Similarly, when information upon which a price depends has been revised by enough to affect the price, the price adjustment by an offline lender is what the lender says it is. But on the new network, the borrower and ombudsman can check the adjustment.
Transparent lock policies
Lock policies vary between lenders. For example, some lenders offer "float-downs" under which the locked rate can be reduced if market rates decline before closing; others don’t. Lock fees and lock extension fees may also differ. Few lenders disclose their lock policies to borrowers in advance, and none of the mandated disclosures cover them.
The new networks will disclose the lock policies of participating lenders, summarizing the differences that borrowers should consider when selecting a lender. The availability of a float-down option, for example, could induce a borrower to select a lender with a slightly higher price.

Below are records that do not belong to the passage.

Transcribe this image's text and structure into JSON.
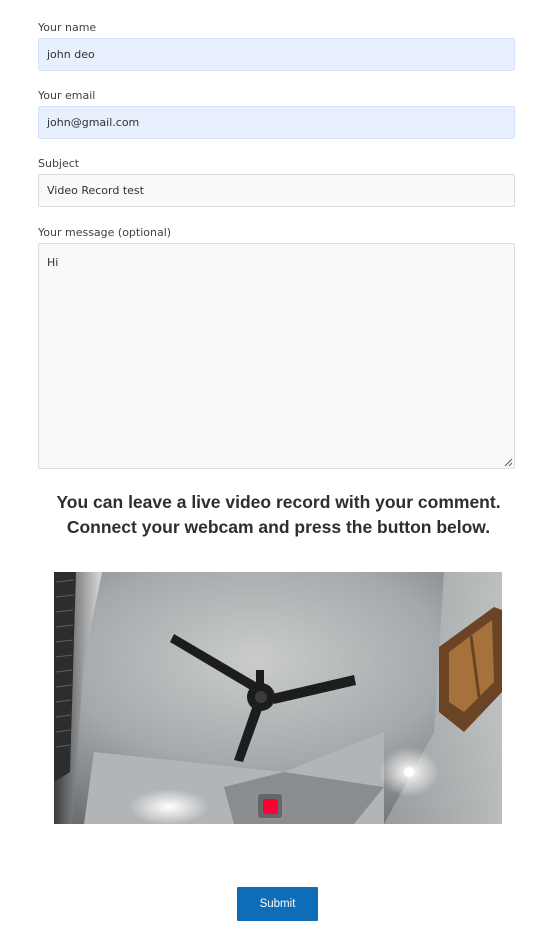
{
  "form": {
    "name": {
      "label": "Your name",
      "value": "john deo"
    },
    "email": {
      "label": "Your email",
      "value": "john@gmail.com"
    },
    "subject": {
      "label": "Subject",
      "value": "Video Record test"
    },
    "message": {
      "label": "Your message (optional)",
      "value": "Hi"
    }
  },
  "video_prompt": {
    "line1": "You can leave a live video record with your comment.",
    "line2": "Connect your webcam and press the button below."
  },
  "recorder": {
    "state": "recording",
    "button_icon": "stop-record-icon",
    "button_color": "#ff0033"
  },
  "submit_label": "Submit",
  "colors": {
    "autofill_bg": "#e8f0fe",
    "field_bg": "#f9f9f9",
    "submit_bg": "#0f6cb6"
  }
}
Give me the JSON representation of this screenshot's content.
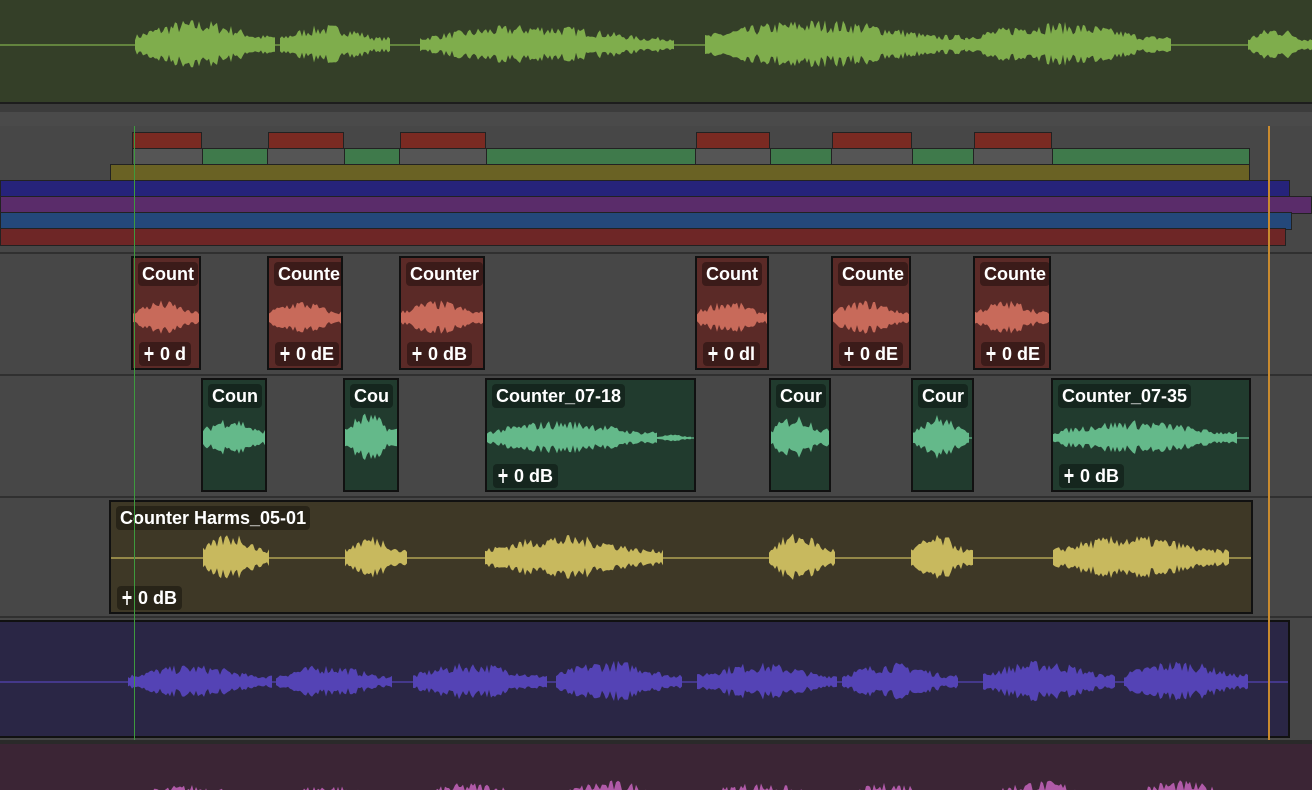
{
  "tracks": {
    "overview_top": {
      "color": "#7fad4c",
      "bg": "#343f28"
    },
    "red_lane": {
      "color": "#c86a5a",
      "bg": "#5b2a27",
      "clips": [
        {
          "name": "Count",
          "gain": "0 d"
        },
        {
          "name": "Counte",
          "gain": "0 dE"
        },
        {
          "name": "Counter",
          "gain": "0 dB"
        },
        {
          "name": "Count",
          "gain": "0 dl"
        },
        {
          "name": "Counte",
          "gain": "0 dE"
        },
        {
          "name": "Counte",
          "gain": "0 dE"
        }
      ]
    },
    "green_lane": {
      "color": "#64b98a",
      "bg": "#213b2e",
      "clips": [
        {
          "name": "Coun",
          "gain": ""
        },
        {
          "name": "Cou",
          "gain": ""
        },
        {
          "name": "Counter_07-18",
          "gain": "0 dB"
        },
        {
          "name": "Cour",
          "gain": ""
        },
        {
          "name": "Cour",
          "gain": ""
        },
        {
          "name": "Counter_07-35",
          "gain": "0 dB"
        }
      ]
    },
    "yellow_lane": {
      "color": "#c8b95e",
      "bg": "#3e3826",
      "clips": [
        {
          "name": "Counter Harms_05-01",
          "gain": "0 dB"
        }
      ]
    },
    "purple_lane": {
      "color": "#5443b5",
      "bg": "#2a2645"
    },
    "magenta_lane": {
      "color": "#b05aa8",
      "bg": "#3b2535"
    }
  },
  "overview_bars": {
    "red": "#7a2a22",
    "green": "#3f7a4b",
    "olive": "#6a6224",
    "navy": "#26237a",
    "violet": "#5a2c6a",
    "blue": "#24487a",
    "maroon": "#6e2626"
  },
  "markers": {
    "playhead_color": "#3e9a3e",
    "cursor_color": "#c98a2e"
  }
}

The new networks will have an ombudsman to investigate complaints by borrowers that lenders have not treated them fairly, to mediate between the parties, and recommend settlements. In a well-functioning network, the ombudsman will have little to do, but problems will arise occasionally. Most will arise out of the locking process
For example, when a lock expires because the loan cannot be closed on time, the cost is borne by either the lender or the borrower, depending on who was primarily responsible for the failure to close. Disagreements between them would be resolved by the ombudsman. It will be comforting to borrowers to know that recourse is available at no cost if something goes amiss.
Lenders participating in the new network should be certified for their adherence to network rules, which focus on transparency and fairness. They also agree to designate an employee as the ombudsman contact to deal with any disputes that arise with borrowers.
With certification based on operationally defined rules, lenders who don’t want to give up exploitative tactics will not join, while lenders who don’t employ such tactics are grateful for being recognized and distinguished from the others. Participating lenders will also welcome the prospect of dealing with well-informed applicants, who have been qualified by the network and have a high likelihood of becoming borrowers.